Creating Valve Tissue Using 3-D Bioprinting

Aortic valve disease (AVD) is a serious health condition that affects people of all ages. Congenital heart valve defects are especially dangerous for newborns and can be fatal if left untreated. The most recommended treatment for AVD is surgical replacement of the defective valve. Although prosthetic valve replacement is the standard procedure for adults, these prosthetic devices are inadequate for younger adults and growing children. Tissue engineering has the potential to address these limitations of nonliving prosthetics (as well as human donor supply shortages) by providing living tissues that can grow, remodel, and integrate with the patient.

A critical requirement for tissue-engineered heart valves is that the engineered valve must be able to mimic the physiological function of the native valve, including the natural geometry and performance of the valve root, cusps, and sinus wall, all of which are essential for healthy coronary blood flow. Tissue-engineered heart valves must also have the same intrinsic asymmetry as the root, which prevents cusp deterioration.

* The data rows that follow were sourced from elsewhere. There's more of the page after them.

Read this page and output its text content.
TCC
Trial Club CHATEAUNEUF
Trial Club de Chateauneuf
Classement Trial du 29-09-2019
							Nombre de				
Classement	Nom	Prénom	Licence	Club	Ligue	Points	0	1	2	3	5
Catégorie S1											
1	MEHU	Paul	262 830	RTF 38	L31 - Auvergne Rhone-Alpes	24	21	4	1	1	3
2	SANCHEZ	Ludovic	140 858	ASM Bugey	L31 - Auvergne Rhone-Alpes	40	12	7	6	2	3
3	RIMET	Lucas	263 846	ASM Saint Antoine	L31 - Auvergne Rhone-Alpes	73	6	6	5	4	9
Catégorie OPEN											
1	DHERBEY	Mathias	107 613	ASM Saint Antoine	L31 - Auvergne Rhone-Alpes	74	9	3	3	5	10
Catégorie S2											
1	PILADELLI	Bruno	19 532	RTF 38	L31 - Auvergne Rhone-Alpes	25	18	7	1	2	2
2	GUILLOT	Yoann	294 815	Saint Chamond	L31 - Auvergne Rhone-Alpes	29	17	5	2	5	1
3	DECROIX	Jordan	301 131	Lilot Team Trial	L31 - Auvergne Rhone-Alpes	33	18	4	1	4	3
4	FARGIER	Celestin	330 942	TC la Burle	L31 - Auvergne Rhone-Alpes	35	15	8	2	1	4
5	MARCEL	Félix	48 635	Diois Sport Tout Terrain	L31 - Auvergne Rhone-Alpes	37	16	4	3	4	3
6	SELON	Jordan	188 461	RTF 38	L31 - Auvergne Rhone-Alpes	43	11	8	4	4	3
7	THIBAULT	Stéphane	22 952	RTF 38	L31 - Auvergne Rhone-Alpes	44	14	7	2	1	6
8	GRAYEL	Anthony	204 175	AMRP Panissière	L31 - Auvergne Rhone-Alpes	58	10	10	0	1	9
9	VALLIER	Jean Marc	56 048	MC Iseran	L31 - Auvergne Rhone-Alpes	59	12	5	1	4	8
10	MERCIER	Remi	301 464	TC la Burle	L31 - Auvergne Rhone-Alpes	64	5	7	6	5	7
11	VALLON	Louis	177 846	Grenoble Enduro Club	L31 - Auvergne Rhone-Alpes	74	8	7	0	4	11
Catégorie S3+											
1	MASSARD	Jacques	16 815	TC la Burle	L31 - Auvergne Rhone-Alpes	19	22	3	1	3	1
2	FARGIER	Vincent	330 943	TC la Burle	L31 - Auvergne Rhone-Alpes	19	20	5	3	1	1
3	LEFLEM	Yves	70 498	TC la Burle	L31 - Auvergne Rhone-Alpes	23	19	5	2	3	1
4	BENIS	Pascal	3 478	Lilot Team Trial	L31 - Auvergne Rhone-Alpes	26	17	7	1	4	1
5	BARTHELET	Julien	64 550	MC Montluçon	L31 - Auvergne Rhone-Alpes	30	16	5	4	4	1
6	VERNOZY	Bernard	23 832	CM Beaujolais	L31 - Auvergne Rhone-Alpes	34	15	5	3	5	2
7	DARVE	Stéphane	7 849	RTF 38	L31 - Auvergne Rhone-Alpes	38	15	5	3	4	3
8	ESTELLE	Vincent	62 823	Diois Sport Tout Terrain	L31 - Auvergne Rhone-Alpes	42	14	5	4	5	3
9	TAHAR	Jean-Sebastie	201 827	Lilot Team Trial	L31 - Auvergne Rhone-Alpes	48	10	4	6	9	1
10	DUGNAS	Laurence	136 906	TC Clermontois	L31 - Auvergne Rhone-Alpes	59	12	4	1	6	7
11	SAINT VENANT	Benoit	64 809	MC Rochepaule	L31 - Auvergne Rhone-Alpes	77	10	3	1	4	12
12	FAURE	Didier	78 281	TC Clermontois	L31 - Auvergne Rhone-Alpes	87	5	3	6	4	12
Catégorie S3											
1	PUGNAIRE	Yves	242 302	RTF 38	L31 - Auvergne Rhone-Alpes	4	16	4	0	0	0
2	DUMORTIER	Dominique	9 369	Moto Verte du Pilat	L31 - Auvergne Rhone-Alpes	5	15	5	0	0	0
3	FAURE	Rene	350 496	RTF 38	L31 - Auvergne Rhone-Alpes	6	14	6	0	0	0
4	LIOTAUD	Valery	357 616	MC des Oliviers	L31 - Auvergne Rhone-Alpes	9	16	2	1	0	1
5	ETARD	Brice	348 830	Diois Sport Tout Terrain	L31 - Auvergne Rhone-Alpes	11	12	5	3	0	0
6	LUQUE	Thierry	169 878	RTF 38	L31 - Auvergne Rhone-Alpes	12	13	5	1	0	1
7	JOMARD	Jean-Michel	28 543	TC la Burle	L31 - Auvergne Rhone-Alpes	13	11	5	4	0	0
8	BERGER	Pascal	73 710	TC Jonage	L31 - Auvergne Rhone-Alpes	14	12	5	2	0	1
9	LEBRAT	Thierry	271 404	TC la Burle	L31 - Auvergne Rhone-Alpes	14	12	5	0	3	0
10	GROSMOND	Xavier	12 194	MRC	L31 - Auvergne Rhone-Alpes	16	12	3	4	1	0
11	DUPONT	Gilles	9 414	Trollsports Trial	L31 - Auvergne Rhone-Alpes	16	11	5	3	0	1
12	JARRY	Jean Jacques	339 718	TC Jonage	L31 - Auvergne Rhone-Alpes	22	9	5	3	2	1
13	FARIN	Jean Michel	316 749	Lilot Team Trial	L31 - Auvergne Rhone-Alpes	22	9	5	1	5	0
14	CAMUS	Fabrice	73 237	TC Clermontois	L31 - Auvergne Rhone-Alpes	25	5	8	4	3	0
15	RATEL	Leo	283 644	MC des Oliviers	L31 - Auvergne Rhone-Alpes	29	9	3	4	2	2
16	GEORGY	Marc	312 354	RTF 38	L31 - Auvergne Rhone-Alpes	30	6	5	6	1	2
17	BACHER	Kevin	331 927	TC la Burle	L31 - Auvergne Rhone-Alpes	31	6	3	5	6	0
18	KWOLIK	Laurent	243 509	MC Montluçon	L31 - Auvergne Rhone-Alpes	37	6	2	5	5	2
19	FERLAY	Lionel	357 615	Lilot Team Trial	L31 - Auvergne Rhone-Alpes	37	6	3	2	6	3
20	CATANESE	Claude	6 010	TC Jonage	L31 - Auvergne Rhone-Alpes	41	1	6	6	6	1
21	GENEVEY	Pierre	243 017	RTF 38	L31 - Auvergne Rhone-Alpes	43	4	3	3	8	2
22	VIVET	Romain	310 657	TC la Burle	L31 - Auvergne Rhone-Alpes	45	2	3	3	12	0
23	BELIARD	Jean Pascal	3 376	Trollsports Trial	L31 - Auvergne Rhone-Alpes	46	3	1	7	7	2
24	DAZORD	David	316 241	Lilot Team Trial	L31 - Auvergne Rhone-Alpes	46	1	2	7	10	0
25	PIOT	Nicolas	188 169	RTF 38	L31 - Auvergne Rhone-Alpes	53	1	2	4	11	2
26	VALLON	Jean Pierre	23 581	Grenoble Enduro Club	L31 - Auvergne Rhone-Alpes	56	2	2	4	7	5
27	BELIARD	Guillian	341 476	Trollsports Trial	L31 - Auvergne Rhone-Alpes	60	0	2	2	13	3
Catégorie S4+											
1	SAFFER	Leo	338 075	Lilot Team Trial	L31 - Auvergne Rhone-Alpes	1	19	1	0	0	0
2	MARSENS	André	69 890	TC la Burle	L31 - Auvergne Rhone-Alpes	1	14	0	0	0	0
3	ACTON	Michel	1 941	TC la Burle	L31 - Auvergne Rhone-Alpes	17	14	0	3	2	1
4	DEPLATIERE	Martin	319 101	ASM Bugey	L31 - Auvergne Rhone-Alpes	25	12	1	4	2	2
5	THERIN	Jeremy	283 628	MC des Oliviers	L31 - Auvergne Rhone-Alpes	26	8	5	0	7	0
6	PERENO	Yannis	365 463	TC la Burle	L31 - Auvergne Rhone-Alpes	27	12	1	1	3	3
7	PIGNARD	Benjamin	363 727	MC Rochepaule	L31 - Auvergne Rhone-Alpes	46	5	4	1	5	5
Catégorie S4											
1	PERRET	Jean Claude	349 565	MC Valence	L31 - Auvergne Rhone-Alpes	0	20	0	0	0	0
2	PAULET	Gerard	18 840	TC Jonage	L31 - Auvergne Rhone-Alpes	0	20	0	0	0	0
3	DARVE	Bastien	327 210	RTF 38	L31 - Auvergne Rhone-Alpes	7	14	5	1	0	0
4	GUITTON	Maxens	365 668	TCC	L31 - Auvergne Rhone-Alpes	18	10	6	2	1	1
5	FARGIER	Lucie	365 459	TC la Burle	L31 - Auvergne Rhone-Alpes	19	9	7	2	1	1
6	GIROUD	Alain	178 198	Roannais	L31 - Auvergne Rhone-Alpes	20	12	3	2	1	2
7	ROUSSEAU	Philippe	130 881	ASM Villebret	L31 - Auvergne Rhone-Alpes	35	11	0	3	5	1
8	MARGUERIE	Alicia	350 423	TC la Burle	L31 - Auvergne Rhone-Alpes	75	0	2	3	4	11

A popular technique in the advanced manufacturing world, 3-D printing, has been modified to create precise, 3-D structures from living tissue. This 3-D "bioprinting" technology has been used by researchers at Cornell University to fabricate living heart valves that possess the same anatomical architecture as the original valve. This research is described in a paper by Jonathan T. Butcher, associate professor of biomedical engineering at Cornell University, and others entitled "Bioprinting of Heterogeneous Aortic Valve Conduits with Alginate/Gelatin Hydrogels" and published last year in the Journal Biomedical Materials Research.

3-D Construction

Bioprinting produces three-dimensional biological objects or parts that are highly precise in shape and mechanical complexity. Using a computer-assisted design (CAD) and/or computer-assisted manufacturing (CAM) blueprints, the bioprinter deposits ultra-thin layers of living cells upon each other, following a precise geometric pattern that matches the heart valve dimensions, building the part vertically as the layers accumulate. Over a period of hours the final tissue construct is completed.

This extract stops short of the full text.